Tempo seco pode agravar problemas respiratórios e de pele em cães e gatos

Baixa umidade do ar pode causar ressecamento de mucosas, irritação das vias respiratórias, dermatites e aumentar o risco de desidratação; animais braquicefálicos exigem atenção especial

O tempo seco não afeta apenas a saúde humana. Cães e gatos também podem sofrer com a baixa umidade do ar, que favorece o ressecamento das mucosas, irritações respiratórias e problemas de pele, além de aumentar o risco de desidratação.

Para animais que já apresentam doenças respiratórias ou outras condições crônicas, o período exige atenção redobrada dos tutores.

Segundo a docente de Medicina Veterinária do Centro Universitário de Jaguariúna, UniFAJ, Aline Ambrogi, a baixa umidade compromete a proteção natural das vias respiratórias.

“O ar seco resseca as mucosas do nariz, dos olhos e das vias respiratórias, diminuindo a proteção natural contra agentes infecciosos. Além disso, favorece a desidratação e pode agravar doenças respiratórias e dermatológicas já existentes”, explica.

Entre os sinais que podem aparecer nos pets estão ressecamento do focinho, dos olhos e dos coxins, tosse e irritação das vias respiratórias.

O período também pode favorecer o surgimento ou agravamento de conjuntivites, dermatites e coceiras.

Em animais predispostos, a baixa umidade pode contribuir para crises de bronquite, asma felina e colapso de traqueia.

Alguns pets são mais vulneráveis

Nem todos os animais respondem da mesma maneira às condições de tempo seco.

Os braquicefálicos, cães e gatos de focinho curto, estão entre os que demandam maior cuidado. Bulldog Francês, Pug, Bulldog Inglês, Shih Tzu e Persa são alguns exemplos.

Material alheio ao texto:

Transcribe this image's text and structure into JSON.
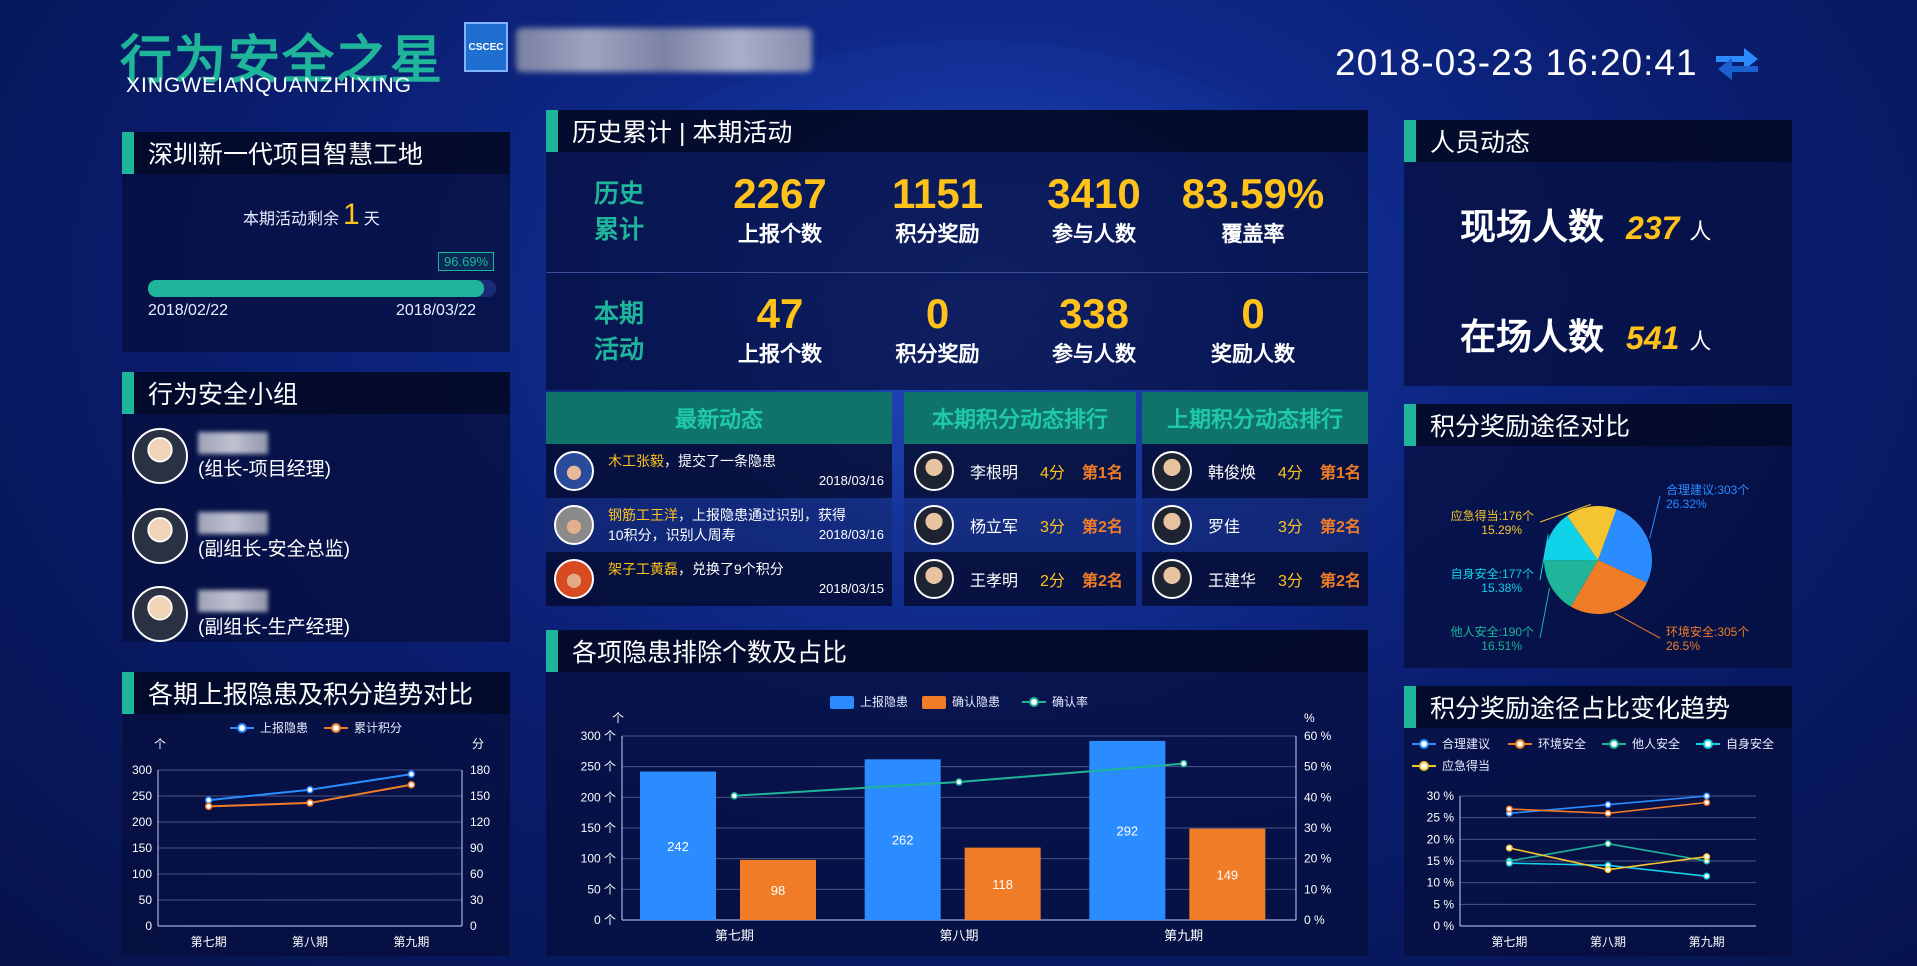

“Animais braquicefálicos já apresentam dificuldades anatômicas para respirar e, por isso, podem sofrer mais em períodos de baixa umidade. Cães com colapso de traqueia, idosos, cardiopatas e animais com doenças respiratórias crônicas também merecem atenção especial”, alerta a docente.

Hidratação é um dos principais cuidados

Manter os animais hidratados é uma das principais medidas para reduzir os impactos do tempo seco.

A recomendação é deixar água fresca e limpa sempre disponível e estimular o consumo ao longo do dia.

Quando houver indicação do médico-veterinário, alimentos úmidos, como sachês, também podem contribuir para aumentar a ingestão de líquidos.

Os passeios devem ser realizados preferencialmente nos horários de menor calor e menor ressecamento do ar, como no início da manhã ou no final da tarde.

Dentro de casa, manter os ambientes ventilados e, quando possível, utilizar umidificador de ar pode ajudar. A orientação é manter a umidade entre 40% e 60%.

Recipientes com água também podem ser utilizados para contribuir com a umidificação do ambiente.

A limpeza frequente da casa é outro cuidado importante, já que ajuda a reduzir a concentração de poeira, que pode irritar as vias respiratórias.

Também é recomendável evitar que os animais sejam expostos à fumaça de cigarro e às queimadas.

Quando procurar um veterinário?

Durante os períodos de baixa umidade, os tutores devem observar mudanças no comportamento e na saúde dos pets.

Tosse persistente, dificuldade para respirar, secreção ocular intensa, apatia e redução do consumo de água são sinais de alerta.

“Se esses sinais aparecerem, é importante que o animal seja avaliado por um médico-veterinário. Especialmente nos animais que já possuem doenças respiratórias, cardíacas ou outras condições crônicas, não é recomendável esperar que os sintomas desapareçam sozinhos”, orienta a especialista.

Com medidas simples de hidratação, controle do ambiente e atenção aos sinais clínicos, é possível reduzir os impactos do tempo seco e proporcionar mais conforto e segurança aos animais durante o período de baixa umidade.